Attacks on our basic morality should breed anger; anger breeds action. Throughout our history, Americans, driven by moral rage, have done right. It is moral anger that drove our forefathers to rebel against Great Britain and to build this nation. It is moral anger that drove Americans into battle to abolish slavery. It is moral anger that drove Americans to destroy Hitler, to erode communism and to march for civil rights.
Despite the new focus on "coping," today's Americans must be allowed to feel rage when wronged. President Bush was absolutely right when he stated on Sept. 11, 2001, "The pictures of airplanes flying into buildings, fires burning, huge structures collapsing have filled us with disbelief, terrible sadness and a quiet, unyielding anger ? A great people has been moved to defend a great nation."
Of course, to feel rage, Americans must first be sure of their own values; without defining our values, we will never have the courage to speak up when those values are attacked. This means fighting moral relativism in all its forms.
Professor James Q. Wilson of the University of California at Los Angeles once described the rise of crime with a "broken windows" theory: If you allow vandals to break windows without consequences, soon enough others will begin breaking windows. Crime in the immediate area will escalate, since crime breeds on apathy and lax enforcement.

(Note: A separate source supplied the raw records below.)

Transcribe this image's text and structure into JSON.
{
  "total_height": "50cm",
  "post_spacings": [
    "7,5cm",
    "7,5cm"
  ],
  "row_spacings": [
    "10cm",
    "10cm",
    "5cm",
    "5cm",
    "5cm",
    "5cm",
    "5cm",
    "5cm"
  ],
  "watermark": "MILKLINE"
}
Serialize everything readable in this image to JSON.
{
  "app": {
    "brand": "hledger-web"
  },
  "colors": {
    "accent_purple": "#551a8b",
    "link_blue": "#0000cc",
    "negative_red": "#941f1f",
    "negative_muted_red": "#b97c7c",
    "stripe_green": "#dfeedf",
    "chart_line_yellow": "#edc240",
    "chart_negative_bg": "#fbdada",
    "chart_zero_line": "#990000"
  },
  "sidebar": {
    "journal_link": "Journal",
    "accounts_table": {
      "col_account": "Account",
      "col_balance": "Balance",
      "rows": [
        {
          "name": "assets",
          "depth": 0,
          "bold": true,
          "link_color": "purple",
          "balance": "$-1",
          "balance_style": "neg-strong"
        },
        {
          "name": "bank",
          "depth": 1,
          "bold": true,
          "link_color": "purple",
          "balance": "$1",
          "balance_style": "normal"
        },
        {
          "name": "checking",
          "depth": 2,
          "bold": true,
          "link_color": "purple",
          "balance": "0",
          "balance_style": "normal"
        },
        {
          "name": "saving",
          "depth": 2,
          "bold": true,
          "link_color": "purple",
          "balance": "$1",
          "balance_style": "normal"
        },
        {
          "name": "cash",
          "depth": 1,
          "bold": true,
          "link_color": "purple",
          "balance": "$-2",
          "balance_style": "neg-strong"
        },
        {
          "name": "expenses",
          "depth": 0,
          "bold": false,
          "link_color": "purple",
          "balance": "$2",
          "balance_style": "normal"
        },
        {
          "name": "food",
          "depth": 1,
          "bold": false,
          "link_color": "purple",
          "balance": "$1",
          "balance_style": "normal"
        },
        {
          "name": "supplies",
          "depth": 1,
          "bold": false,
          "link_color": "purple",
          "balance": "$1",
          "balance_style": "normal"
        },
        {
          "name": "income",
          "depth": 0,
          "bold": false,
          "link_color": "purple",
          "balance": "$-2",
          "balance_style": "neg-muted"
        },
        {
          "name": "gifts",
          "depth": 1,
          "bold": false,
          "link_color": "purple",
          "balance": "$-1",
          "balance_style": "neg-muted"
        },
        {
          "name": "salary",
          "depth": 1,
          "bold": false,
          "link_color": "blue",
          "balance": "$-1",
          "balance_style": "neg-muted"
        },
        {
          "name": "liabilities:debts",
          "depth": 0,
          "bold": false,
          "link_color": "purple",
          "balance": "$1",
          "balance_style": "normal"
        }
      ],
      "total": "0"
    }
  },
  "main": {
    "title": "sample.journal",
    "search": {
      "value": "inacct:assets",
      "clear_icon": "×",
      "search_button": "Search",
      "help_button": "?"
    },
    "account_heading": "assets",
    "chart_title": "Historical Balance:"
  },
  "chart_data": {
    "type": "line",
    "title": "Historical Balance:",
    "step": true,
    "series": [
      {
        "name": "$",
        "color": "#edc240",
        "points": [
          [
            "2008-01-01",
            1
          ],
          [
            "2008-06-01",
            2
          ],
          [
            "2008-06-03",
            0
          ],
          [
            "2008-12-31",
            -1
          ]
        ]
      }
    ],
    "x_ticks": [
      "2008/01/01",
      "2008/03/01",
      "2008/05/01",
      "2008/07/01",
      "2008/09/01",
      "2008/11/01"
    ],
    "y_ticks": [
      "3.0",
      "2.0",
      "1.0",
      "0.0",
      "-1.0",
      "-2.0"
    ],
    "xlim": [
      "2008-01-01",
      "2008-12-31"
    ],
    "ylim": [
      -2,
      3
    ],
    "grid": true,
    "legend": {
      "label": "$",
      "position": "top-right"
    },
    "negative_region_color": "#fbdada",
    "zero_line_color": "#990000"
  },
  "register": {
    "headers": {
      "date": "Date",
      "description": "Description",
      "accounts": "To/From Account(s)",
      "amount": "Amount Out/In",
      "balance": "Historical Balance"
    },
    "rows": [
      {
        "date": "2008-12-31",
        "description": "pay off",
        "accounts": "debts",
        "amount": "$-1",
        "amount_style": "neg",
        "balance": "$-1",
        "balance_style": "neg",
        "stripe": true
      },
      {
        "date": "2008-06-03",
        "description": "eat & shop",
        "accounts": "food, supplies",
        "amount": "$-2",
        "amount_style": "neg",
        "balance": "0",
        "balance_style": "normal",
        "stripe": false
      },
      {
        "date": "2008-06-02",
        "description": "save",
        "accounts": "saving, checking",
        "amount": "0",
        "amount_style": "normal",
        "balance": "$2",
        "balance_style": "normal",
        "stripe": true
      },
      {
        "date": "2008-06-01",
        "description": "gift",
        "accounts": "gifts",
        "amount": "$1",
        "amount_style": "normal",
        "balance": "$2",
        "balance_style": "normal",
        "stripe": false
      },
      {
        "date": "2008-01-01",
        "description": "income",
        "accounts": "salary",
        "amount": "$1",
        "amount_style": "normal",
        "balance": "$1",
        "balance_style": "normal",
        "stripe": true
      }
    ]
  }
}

The same principle holds true for morality. When we are apathetic to smaller moral crimes, we allow criminals the comfort level they desire to commit heinous acts. Is it any accident that Jerry Hobbs was recently released from prison for aggravated assault? Was it any accident that America's willingness to ignore "minor" terrorist incidents preceded Sept. 11?
Our ire must be aroused whenever morality is attacked, not just when those attacks are most visible. Collective moral anger is a powerful tool and a tool that must not be removed from the hands of the people -- even in the name of "healthy self-actualization."